Center for Science in the Public Interest
Groups Urge Removal of Logging Executive from Forestry Panel
March 21, 2006
More than a dozen public interest and environmental organizations today protested the presence of a top forest products industry executive on a National Academies of Science (NAS) committee charged with evaluating the impact of forest management practices on the nation’s water quality.
The NAS appointed George Weyerhaeuser, Jr., a vice president of Weyerhaeuser Company, one of the largest forest products companies in the world, to the Hydrologic Impacts of Forest Management Committee despite NAS rules prohibiting the appointment of scientists with conflicts of interest to its advisory panels. The Interior Department’s Bureau of Reclamation had asked for the study committee, whose first meeting is Wednesday.

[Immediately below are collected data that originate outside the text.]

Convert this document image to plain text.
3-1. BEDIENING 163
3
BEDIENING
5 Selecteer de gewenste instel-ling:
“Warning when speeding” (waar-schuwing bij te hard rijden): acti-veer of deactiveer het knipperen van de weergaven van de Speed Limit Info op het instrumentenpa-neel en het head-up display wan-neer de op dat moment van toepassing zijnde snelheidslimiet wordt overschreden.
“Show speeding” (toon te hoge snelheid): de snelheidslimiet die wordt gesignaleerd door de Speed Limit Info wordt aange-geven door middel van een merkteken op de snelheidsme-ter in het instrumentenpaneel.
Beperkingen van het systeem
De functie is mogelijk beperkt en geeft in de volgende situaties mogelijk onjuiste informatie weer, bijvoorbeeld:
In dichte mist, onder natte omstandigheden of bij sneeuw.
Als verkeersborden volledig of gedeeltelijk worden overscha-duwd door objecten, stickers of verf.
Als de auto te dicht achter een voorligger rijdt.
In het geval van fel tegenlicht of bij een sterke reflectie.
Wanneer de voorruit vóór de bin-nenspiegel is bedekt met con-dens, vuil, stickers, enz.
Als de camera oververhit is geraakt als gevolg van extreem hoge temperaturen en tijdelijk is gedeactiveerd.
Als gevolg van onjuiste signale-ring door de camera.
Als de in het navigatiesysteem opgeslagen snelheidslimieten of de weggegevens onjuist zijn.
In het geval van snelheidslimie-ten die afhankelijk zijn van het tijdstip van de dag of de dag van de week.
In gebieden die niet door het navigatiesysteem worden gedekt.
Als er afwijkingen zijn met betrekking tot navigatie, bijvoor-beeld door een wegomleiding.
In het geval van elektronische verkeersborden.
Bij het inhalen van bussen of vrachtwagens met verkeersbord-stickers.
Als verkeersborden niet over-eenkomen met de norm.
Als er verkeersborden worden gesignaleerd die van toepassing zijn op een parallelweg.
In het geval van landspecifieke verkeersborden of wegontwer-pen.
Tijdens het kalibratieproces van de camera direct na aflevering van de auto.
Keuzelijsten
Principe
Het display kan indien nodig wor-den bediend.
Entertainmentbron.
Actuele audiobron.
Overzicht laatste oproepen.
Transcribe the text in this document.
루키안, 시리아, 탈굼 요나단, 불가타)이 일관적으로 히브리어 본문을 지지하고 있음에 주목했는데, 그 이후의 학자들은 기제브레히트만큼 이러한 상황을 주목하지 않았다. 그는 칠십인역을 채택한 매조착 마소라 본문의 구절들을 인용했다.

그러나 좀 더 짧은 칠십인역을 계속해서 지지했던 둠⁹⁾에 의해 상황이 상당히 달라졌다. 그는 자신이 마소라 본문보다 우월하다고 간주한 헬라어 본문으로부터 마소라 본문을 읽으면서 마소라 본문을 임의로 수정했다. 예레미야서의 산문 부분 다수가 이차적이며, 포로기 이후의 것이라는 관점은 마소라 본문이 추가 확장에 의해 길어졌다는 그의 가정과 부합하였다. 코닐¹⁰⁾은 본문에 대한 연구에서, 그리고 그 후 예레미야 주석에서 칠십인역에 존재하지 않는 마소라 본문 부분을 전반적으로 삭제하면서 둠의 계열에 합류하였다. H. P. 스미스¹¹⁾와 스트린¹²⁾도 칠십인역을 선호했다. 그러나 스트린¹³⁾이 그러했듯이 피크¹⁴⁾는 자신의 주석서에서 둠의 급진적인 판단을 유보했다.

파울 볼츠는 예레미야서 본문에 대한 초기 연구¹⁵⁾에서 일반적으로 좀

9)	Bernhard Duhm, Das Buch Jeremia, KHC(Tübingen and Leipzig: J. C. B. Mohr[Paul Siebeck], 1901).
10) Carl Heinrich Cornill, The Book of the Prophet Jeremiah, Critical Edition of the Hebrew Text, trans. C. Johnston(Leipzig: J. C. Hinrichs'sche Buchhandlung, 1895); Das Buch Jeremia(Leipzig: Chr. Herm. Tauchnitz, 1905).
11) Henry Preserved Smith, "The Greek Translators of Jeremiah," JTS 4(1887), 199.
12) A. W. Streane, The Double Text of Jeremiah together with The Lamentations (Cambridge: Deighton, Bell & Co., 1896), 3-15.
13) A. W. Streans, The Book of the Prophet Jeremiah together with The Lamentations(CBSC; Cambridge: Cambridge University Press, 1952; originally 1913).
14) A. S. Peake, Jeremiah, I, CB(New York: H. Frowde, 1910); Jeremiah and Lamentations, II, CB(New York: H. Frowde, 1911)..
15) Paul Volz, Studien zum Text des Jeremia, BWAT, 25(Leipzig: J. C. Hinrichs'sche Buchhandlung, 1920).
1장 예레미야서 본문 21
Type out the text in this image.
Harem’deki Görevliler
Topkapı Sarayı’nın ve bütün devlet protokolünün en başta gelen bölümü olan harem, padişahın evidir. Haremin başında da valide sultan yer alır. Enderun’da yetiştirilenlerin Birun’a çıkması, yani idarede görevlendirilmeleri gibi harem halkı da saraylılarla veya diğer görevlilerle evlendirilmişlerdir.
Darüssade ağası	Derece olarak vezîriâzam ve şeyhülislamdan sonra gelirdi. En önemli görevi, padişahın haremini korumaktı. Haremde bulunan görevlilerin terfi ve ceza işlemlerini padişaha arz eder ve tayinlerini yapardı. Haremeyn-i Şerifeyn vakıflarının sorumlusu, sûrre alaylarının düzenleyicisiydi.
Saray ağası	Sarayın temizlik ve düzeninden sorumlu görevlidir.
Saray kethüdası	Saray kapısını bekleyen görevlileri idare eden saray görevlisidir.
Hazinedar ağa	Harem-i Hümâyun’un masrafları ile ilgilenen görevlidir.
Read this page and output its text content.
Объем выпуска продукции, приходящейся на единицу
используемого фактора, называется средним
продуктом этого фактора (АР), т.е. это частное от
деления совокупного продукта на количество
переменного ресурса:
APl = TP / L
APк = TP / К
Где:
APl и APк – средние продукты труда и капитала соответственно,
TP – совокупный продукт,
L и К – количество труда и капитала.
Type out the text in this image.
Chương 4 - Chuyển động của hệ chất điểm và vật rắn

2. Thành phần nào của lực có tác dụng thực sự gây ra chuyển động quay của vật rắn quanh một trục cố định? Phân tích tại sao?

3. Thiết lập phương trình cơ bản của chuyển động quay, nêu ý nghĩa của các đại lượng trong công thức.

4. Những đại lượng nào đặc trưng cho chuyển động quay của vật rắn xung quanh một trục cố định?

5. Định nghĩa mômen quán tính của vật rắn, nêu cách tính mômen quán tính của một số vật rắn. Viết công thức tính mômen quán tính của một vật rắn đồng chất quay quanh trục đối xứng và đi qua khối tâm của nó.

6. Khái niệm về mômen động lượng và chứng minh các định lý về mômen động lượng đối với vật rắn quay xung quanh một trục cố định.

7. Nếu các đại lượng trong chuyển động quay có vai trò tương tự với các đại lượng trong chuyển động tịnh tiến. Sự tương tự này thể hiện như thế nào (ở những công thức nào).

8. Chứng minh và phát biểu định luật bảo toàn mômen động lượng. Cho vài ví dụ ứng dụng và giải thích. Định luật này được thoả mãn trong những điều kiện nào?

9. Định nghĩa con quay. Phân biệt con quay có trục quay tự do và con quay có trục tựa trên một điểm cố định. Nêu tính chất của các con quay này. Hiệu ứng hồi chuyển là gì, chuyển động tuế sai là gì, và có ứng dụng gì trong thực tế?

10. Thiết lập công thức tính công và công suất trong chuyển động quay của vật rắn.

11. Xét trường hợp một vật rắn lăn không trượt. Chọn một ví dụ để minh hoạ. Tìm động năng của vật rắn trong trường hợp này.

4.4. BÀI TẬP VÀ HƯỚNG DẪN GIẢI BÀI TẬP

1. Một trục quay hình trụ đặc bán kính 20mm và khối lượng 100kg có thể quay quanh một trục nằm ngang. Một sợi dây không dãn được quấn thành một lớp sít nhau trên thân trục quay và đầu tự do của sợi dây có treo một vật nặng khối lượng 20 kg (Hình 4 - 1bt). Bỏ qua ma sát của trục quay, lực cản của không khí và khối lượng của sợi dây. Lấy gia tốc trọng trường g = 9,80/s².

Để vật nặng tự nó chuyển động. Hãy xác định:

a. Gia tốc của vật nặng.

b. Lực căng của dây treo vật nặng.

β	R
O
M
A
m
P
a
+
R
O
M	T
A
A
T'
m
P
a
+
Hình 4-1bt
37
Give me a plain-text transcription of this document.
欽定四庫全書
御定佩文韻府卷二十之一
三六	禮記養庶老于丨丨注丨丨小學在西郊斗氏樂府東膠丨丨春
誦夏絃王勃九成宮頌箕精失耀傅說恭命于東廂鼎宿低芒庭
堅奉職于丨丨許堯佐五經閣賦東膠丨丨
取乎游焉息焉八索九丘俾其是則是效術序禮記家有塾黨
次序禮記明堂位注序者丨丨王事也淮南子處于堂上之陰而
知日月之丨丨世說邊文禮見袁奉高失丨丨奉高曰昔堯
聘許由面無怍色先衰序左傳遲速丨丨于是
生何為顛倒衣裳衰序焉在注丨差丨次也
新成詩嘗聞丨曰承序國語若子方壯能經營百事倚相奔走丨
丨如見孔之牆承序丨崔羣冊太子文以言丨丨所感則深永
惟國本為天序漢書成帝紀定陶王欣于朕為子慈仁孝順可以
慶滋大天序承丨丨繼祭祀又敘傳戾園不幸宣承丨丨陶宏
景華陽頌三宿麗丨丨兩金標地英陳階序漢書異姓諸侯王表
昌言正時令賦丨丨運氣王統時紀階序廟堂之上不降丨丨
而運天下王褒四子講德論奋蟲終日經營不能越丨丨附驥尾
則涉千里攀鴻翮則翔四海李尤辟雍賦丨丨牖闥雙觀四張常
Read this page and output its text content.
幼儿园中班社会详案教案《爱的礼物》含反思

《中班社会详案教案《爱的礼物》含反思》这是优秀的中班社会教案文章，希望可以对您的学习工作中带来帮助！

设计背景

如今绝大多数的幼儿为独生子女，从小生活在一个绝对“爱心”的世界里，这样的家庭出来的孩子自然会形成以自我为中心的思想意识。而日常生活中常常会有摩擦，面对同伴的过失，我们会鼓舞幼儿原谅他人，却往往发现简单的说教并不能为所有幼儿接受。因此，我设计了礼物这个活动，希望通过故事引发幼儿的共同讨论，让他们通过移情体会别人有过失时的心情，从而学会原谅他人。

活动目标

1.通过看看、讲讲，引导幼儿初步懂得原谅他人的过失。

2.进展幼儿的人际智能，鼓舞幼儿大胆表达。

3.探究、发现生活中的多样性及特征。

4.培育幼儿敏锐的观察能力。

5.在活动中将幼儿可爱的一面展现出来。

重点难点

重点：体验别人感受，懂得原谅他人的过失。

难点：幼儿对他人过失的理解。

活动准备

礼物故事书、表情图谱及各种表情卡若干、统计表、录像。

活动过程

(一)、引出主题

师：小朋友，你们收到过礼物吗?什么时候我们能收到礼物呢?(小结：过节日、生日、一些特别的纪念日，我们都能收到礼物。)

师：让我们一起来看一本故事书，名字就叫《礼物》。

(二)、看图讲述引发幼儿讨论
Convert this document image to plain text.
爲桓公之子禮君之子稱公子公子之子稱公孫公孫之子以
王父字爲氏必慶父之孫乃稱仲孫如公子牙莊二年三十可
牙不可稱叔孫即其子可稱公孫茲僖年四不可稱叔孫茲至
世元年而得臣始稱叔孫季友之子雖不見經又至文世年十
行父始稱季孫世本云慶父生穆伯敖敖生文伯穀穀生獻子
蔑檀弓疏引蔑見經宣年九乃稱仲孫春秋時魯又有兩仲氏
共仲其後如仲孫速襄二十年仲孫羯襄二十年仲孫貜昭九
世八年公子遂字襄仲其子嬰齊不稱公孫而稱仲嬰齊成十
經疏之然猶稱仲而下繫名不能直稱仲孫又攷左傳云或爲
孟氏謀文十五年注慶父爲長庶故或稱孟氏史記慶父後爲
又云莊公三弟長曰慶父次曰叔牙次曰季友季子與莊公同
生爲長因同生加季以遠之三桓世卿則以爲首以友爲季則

“This study committee will have a direct impact the Weyerhaeuser Company so having an executive from that company on the panel is a direct conflict of interest,” said Merrill Goozner, director of the Integrity in Science project at the Center for Science in the Public Interest. “While the law allows for exceptions in cases were a scientist’s expertise is irreplaceable, any special expertise that Mr. Weyerhaeuser brings to this committee could easily be gotten elsewhere.”
The public interest groups also protested the lack of balance on the committee, another requirement of the law. While at least two forest products industry consultants were appointed, no scientists from environmental groups or with a conservation-oriented background are on the panel.
“The bias of the committee as it stands is slanted toward private industry interests, whose function is not necessarily in the best interest of sustainable forest management practices, including improved water quality,” said Amy Mall, senior forest policy analyst for the Natural Resources Defense Council.
In recent years, there have been both legislative and administrative actions dramatically changing the policies that govern forest health and management. Congress is currently considering legislation that seeks to waive the National Environmental Policy Act (NEPA), as well as various water quality statutes, for logging projects. The Forest Service is finalizing regulations to exclude forest management plans from review under NEPA. Our national forests supply clean drinking water to tens of millions of Americans and provide some of the most important aquatic habitat in the country, so it is crucial that any NAS panel evaluating current practices in light of these proposed changes be totally free of conflicts of interest and be properly balanced if the public is to have any faith in the final report, the groups say.
The letter’s signers provided four names of scientists willing to serve on the committee to give it better balance.